3. What Slap-Stick Humor Is
Slap-stick humor wins its laughs by the use of physical methods, having received its name from the stick with which one clown hits another.
A slap-stick is so constructed that when a person is hit a light blow with it, a second piece of wood slaps the first and a surprisingly loud noise, as of a hard blow, is heard. Children always laugh at the slap-stick clowns and you can depend upon many grown-ups, too, going into ecstasies of mirth.
Building upon this sure foundation, a class of comedians sprang up who "worked up" the laughter by taking advantage of the human delight in expectation. For instance: A man would lean over a wall and gaze at some distant scene. He was perfectly oblivious to what was going on behind him. The comedy character strolled out on the stage with a stick in his hand. He nearly walked into the first man, then he saw the seat of the man's trousers and the provokingly tempting mark they offered. In the early days of the use of the slap-stick, the comedian would have spanked the man at once, got one big laugh and have run off the stage in a comic chase. In the later days the comedian worked up his laugh into many laughs, by spacing all of his actions in the delivery of the blow.

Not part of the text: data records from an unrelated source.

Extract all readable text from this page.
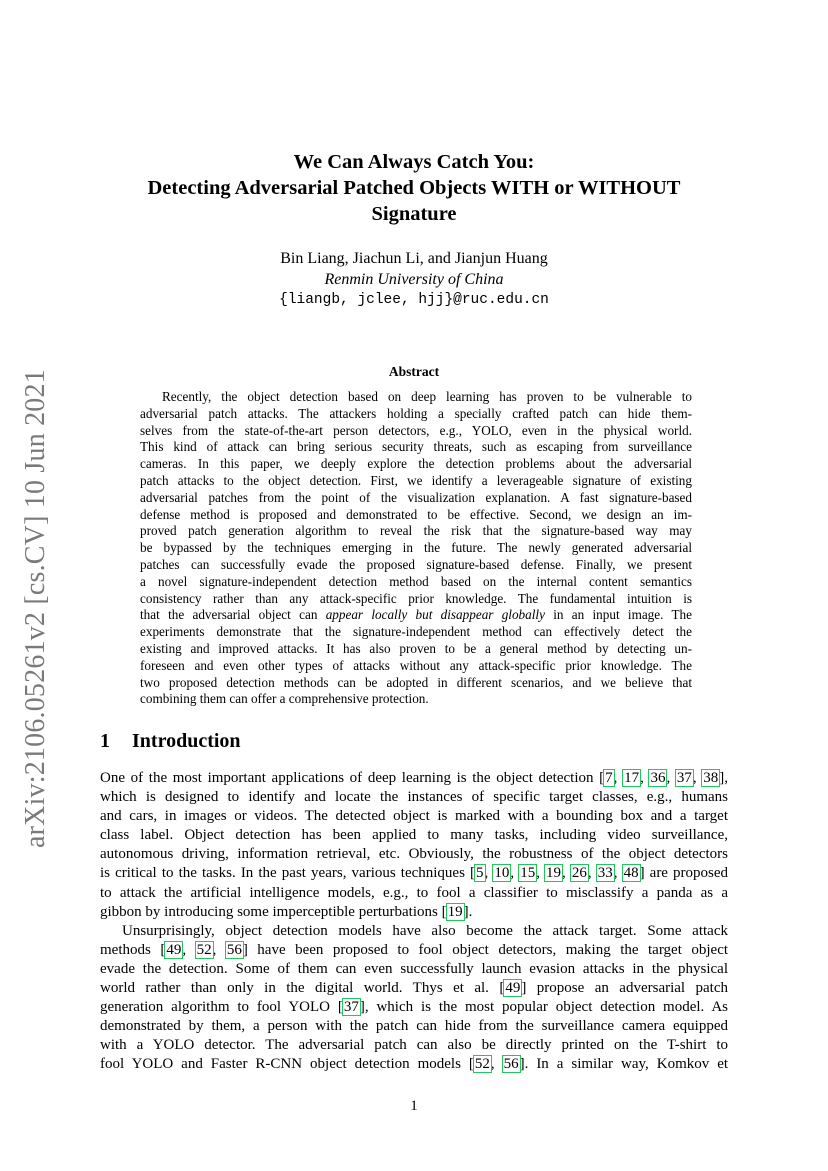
arXiv:2106.05261v2 [cs.CV] 10 Jun 2021
We Can Always Catch You:
Detecting Adversarial Patched Objects WITH or WITHOUT
Signature
Bin Liang, Jiachun Li, and Jianjun Huang
Renmin University of China
{liangb, jclee, hjj}@ruc.edu.cn
Abstract
Recently, the object detection based on deep learning has proven to be vulnerable to
adversarial patch attacks. The attackers holding a specially crafted patch can hide them-
selves from the state-of-the-art person detectors, e.g., YOLO, even in the physical world.
This kind of attack can bring serious security threats, such as escaping from surveillance
cameras. In this paper, we deeply explore the detection problems about the adversarial
patch attacks to the object detection. First, we identify a leverageable signature of existing
adversarial patches from the point of the visualization explanation. A fast signature-based
defense method is proposed and demonstrated to be effective. Second, we design an im-
proved patch generation algorithm to reveal the risk that the signature-based way may
be bypassed by the techniques emerging in the future. The newly generated adversarial
patches can successfully evade the proposed signature-based defense. Finally, we present
a novel signature-independent detection method based on the internal content semantics
consistency rather than any attack-specific prior knowledge. The fundamental intuition is
that the adversarial object can appear locally but disappear globally in an input image. The
experiments demonstrate that the signature-independent method can effectively detect the
existing and improved attacks. It has also proven to be a general method by detecting un-
foreseen and even other types of attacks without any attack-specific prior knowledge. The
two proposed detection methods can be adopted in different scenarios, and we believe that
combining them can offer a comprehensive protection.
1 Introduction
One of the most important applications of deep learning is the object detection [7, 17, 36, 37, 38],
which is designed to identify and locate the instances of specific target classes, e.g., humans
and cars, in images or videos. The detected object is marked with a bounding box and a target
class label. Object detection has been applied to many tasks, including video surveillance,
autonomous driving, information retrieval, etc. Obviously, the robustness of the object detectors
is critical to the tasks. In the past years, various techniques [5, 10, 15, 19, 26, 33, 48] are proposed
to attack the artificial intelligence models, e.g., to fool a classifier to misclassify a panda as a
gibbon by introducing some imperceptible perturbations [19].
Unsurprisingly, object detection models have also become the attack target. Some attack
methods [49, 52, 56] have been proposed to fool object detectors, making the target object
evade the detection. Some of them can even successfully launch evasion attacks in the physical
world rather than only in the digital world. Thys et al. [49] propose an adversarial patch
generation algorithm to fool YOLO [37], which is the most popular object detection model. As
demonstrated by them, a person with the patch can hide from the surveillance camera equipped
with a YOLO detector. The adversarial patch can also be directly printed on the T-shirt to
fool YOLO and Faster R-CNN object detection models [52, 56]. In a similar way, Komkov et
1
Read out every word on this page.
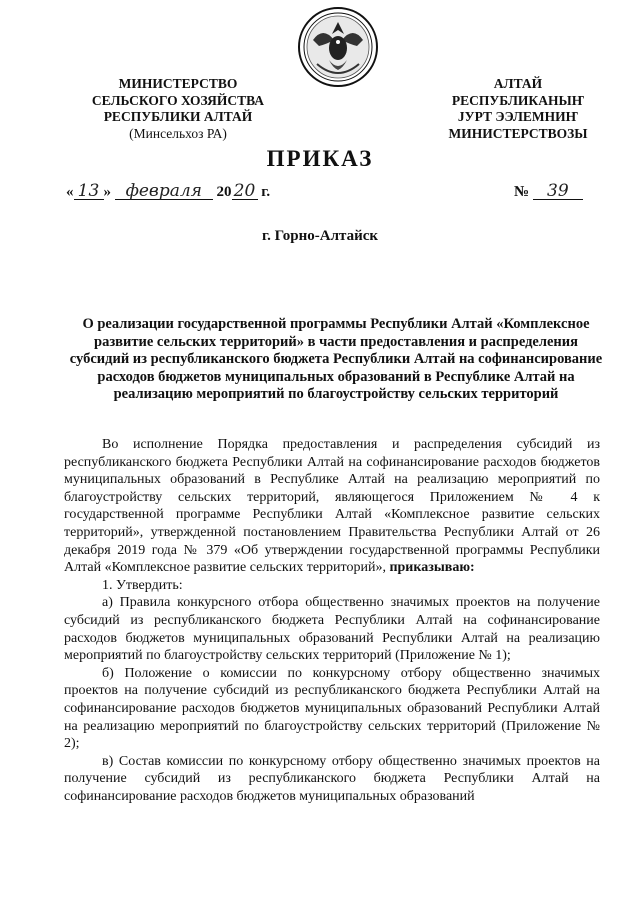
МИНИСТЕРСТВО
СЕЛЬСКОГО ХОЗЯЙСТВА
РЕСПУБЛИКИ АЛТАЙ
(Минсельхоз РА)
АЛТАЙ
РЕСПУБЛИКАНЫҤ
ЈУРТ ЭЭЛЕМНИҤ
МИНИСТЕРСТВОЗЫ
ПРИКАЗ
« 13 » февраля 20 20 г.	№ 39
г. Горно-Алтайск
О реализации государственной программы Республики Алтай «Комплексное развитие сельских территорий» в части предоставления и распределения субсидий из республиканского бюджета Республики Алтай на софинансирование расходов бюджетов муниципальных образований в Республике Алтай на реализацию мероприятий по благоустройству сельских территорий

Во исполнение Порядка предоставления и распределения субсидий из республиканского бюджета Республики Алтай на софинансирование расходов бюджетов муниципальных образований в Республике Алтай на реализацию мероприятий по благоустройству сельских территорий, являющегося Приложением № 4 к государственной программе Республики Алтай «Комплексное развитие сельских территорий», утвержденной постановлением Правительства Республики Алтай от 26 декабря 2019 года № 379 «Об утверждении государственной программы Республики Алтай «Комплексное развитие сельских территорий», приказываю:

1. Утвердить:

а) Правила конкурсного отбора общественно значимых проектов на получение субсидий из республиканского бюджета Республики Алтай на софинансирование расходов бюджетов муниципальных образований Республики Алтай на реализацию мероприятий по благоустройству сельских территорий (Приложение № 1);

б) Положение о комиссии по конкурсному отбору общественно значимых проектов на получение субсидий из республиканского бюджета Республики Алтай на софинансирование расходов бюджетов муниципальных образований Республики Алтай на реализацию мероприятий по благоустройству сельских территорий (Приложение № 2);

в) Состав комиссии по конкурсному отбору общественно значимых проектов на получение субсидий из республиканского бюджета Республики Алтай на софинансирование расходов бюджетов муниципальных образований
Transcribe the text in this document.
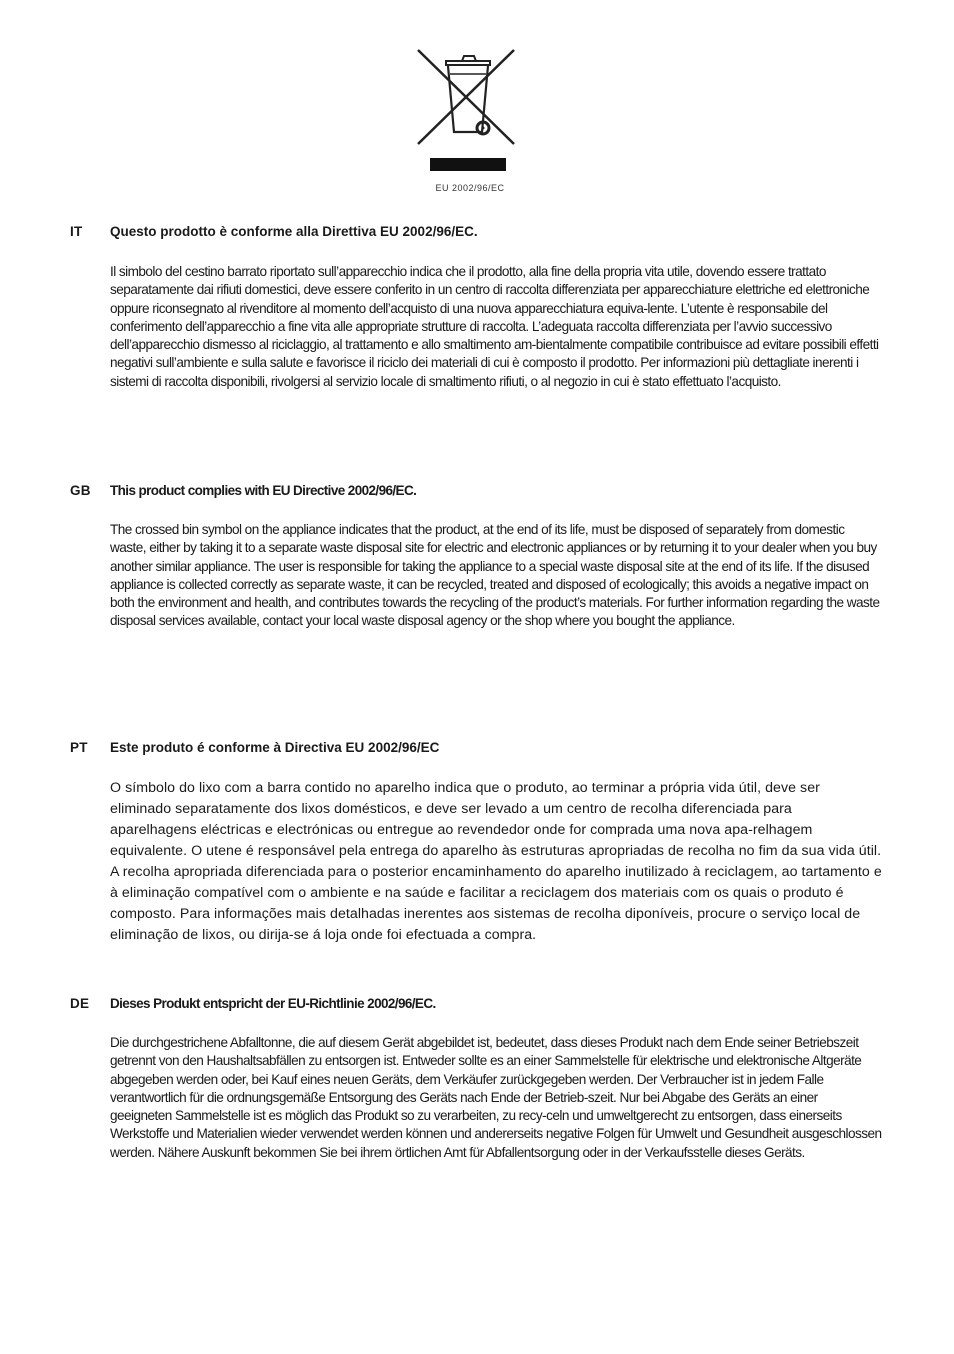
EU 2002/96/EC
IT	Questo prodotto è conforme alla Direttiva EU 2002/96/EC.
Il simbolo del cestino barrato riportato sull’apparecchio indica che il prodotto, alla fine della propria vita utile, dovendo essere trattato separatamente dai rifiuti domestici, deve essere conferito in un centro di raccolta differenziata per apparecchiature elettriche ed elettroniche oppure riconsegnato al rivenditore al momento dell’acquisto di una nuova apparecchiatura equiva-lente. L’utente è responsabile del conferimento dell’apparecchio a fine vita alle appropriate strutture di raccolta. L’adeguata raccolta differenziata per l’avvio successivo dell’apparecchio dismesso al riciclaggio, al trattamento e allo smaltimento am-bientalmente compatibile contribuisce ad evitare possibili effetti negativi sull’ambiente e sulla salute e favorisce il riciclo dei materiali di cui è composto il prodotto. Per informazioni più dettagliate inerenti i sistemi di raccolta disponibili, rivolgersi al servizio locale di smaltimento rifiuti, o al negozio in cui è stato effettuato l’acquisto.
GB	This product complies with EU Directive 2002/96/EC.
The crossed bin symbol on the appliance indicates that the product, at the end of its life, must be disposed of separately from domestic waste, either by taking it to a separate waste disposal site for electric and electronic appliances or by returning it to your dealer when you buy another similar appliance. The user is responsible for taking the appliance to a special waste disposal site at the end of its life. If the disused appliance is collected correctly as separate waste, it can be recycled, treated and disposed of ecologically; this avoids a negative impact on both the environment and health, and contributes towards the recycling of the product’s materials. For further information regarding the waste disposal services available, contact your local waste disposal agency or the shop where you bought the appliance.
PT	Este produto é conforme à Directiva EU 2002/96/EC
O símbolo do lixo com a barra contido no aparelho indica que o produto, ao terminar a própria vida útil, deve ser eliminado separatamente dos lixos domésticos, e deve ser levado a um centro de recolha diferenciada para aparelhagens eléctricas e electrónicas ou entregue ao revendedor onde for comprada uma nova apa-relhagem equivalente. O utene é responsável pela entrega do aparelho às estruturas apropriadas de recolha no fim da sua vida útil. A recolha apropriada diferenciada para o posterior encaminhamento do aparelho inutilizado à reciclagem, ao tartamento e à eliminação compatível com o ambiente e na saúde e facilitar a reciclagem dos materiais com os quais o produto é composto. Para informações mais detalhadas inerentes aos sistemas de recolha diponíveis, procure o serviço local de eliminação de lixos, ou dirija-se á loja onde foi efectuada a compra.
DE	Dieses Produkt entspricht der EU-Richtlinie 2002/96/EC.
Die durchgestrichene Abfalltonne, die auf diesem Gerät abgebildet ist, bedeutet, dass dieses Produkt nach dem Ende seiner Betriebszeit getrennt von den Haushaltsabfällen zu entsorgen ist. Entweder sollte es an einer Sammelstelle für elektrische und elektronische Altgeräte abgegeben werden oder, bei Kauf eines neuen Geräts, dem Verkäufer zurückgegeben werden. Der Verbraucher ist in jedem Falle verantwortlich für die ordnungsgemäße Entsorgung des Geräts nach Ende der Betrieb-szeit. Nur bei Abgabe des Geräts an einer geeigneten Sammelstelle ist es möglich das Produkt so zu verarbeiten, zu recy-celn und umweltgerecht zu entsorgen, dass einerseits Werkstoffe und Materialien wieder verwendet werden können und andererseits negative Folgen für Umwelt und Gesundheit ausgeschlossen werden. Nähere Auskunft bekommen Sie bei ihrem örtlichen Amt für Abfallentsorgung oder in der Verkaufsstelle dieses Geräts.
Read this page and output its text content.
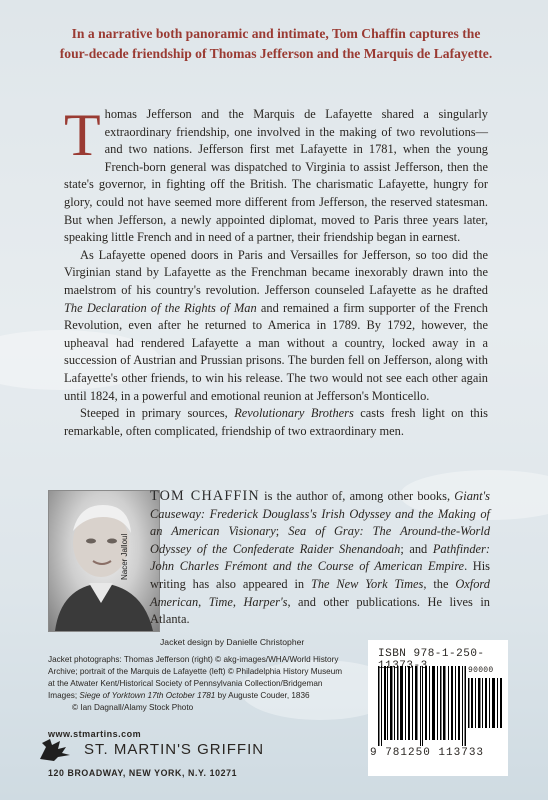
In a narrative both panoramic and intimate, Tom Chaffin captures the four-decade friendship of Thomas Jefferson and the Marquis de Lafayette.

Thomas Jefferson and the Marquis de Lafayette shared a singularly extraordinary friendship, one involved in the making of two revolutions—and two nations. Jefferson first met Lafayette in 1781, when the young French-born general was dispatched to Virginia to assist Jefferson, then the state's governor, in fighting off the British. The charismatic Lafayette, hungry for glory, could not have seemed more different from Jefferson, the reserved statesman. But when Jefferson, a newly appointed diplomat, moved to Paris three years later, speaking little French and in need of a partner, their friendship began in earnest.

As Lafayette opened doors in Paris and Versailles for Jefferson, so too did the Virginian stand by Lafayette as the Frenchman became inexorably drawn into the maelstrom of his country's revolution. Jefferson counseled Lafayette as he drafted The Declaration of the Rights of Man and remained a firm supporter of the French Revolution, even after he returned to America in 1789. By 1792, however, the upheaval had rendered Lafayette a man without a country, locked away in a succession of Austrian and Prussian prisons. The burden fell on Jefferson, along with Lafayette's other friends, to win his release. The two would not see each other again until 1824, in a powerful and emotional reunion at Jefferson's Monticello.

Steeped in primary sources, Revolutionary Brothers casts fresh light on this remarkable, often complicated, friendship of two extraordinary men.

Nacer Jalloul

TOM CHAFFIN is the author of, among other books, Giant's Causeway: Frederick Douglass's Irish Odyssey and the Making of an American Visionary; Sea of Gray: The Around-the-World Odyssey of the Confederate Raider Shenandoah; and Pathfinder: John Charles Frémont and the Course of American Empire. His writing has also appeared in The New York Times, the Oxford American, Time, Harper's, and other publications. He lives in Atlanta.

Jacket design by Danielle Christopher

Jacket photographs: Thomas Jefferson (right) © akg-images/WHA/World History Archive; portrait of the Marquis de Lafayette (left) © Philadelphia History Museum at the Atwater Kent/Historical Society of Pennsylvania Collection/Bridgeman Images; Siege of Yorktown 17th October 1781 by Auguste Couder, 1836
© Ian Dagnall/Alamy Stock Photo

www.stmartins.com
ST. MARTIN'S GRIFFIN
120 BROADWAY, NEW YORK, N.Y. 10271
ISBN 978-1-250-1137 -3	90000
9 781250 113733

As soon as the audience realized that the comedian had the opportunity to spank the unsuspecting man, they laughed. Then the comedian would make elaborate preparations to deliver the blow. He would spit on his hands, grasp the stick firmly and take close aim—a laugh. Then he would take aim again and slowly swing the stick over his shoulder ready to strike—a breathless titter. Down would come the stick—and stop a few inches short of the mark and the comedian would say: "It's a shame to do it!" This was a roar, for the audience was primed to laugh and had to give vent to its expectant delight. A clever comedian could do this twice, or even three times, varying the line each time. But usually on the third preparation he would strike—and the house would be convulsed.
In burlesque they sometimes used a woman for the victim, and the laughter was consequently louder and longer. It is an interesting commentary on the advancement of all branches of the stage in recent years that even in burlesque such extreme slap-stick methods are now seldom used. In vaudeville such an elemental bit of slap-stick business is rarely, if ever, seen. Happily, a woman is now never the victim.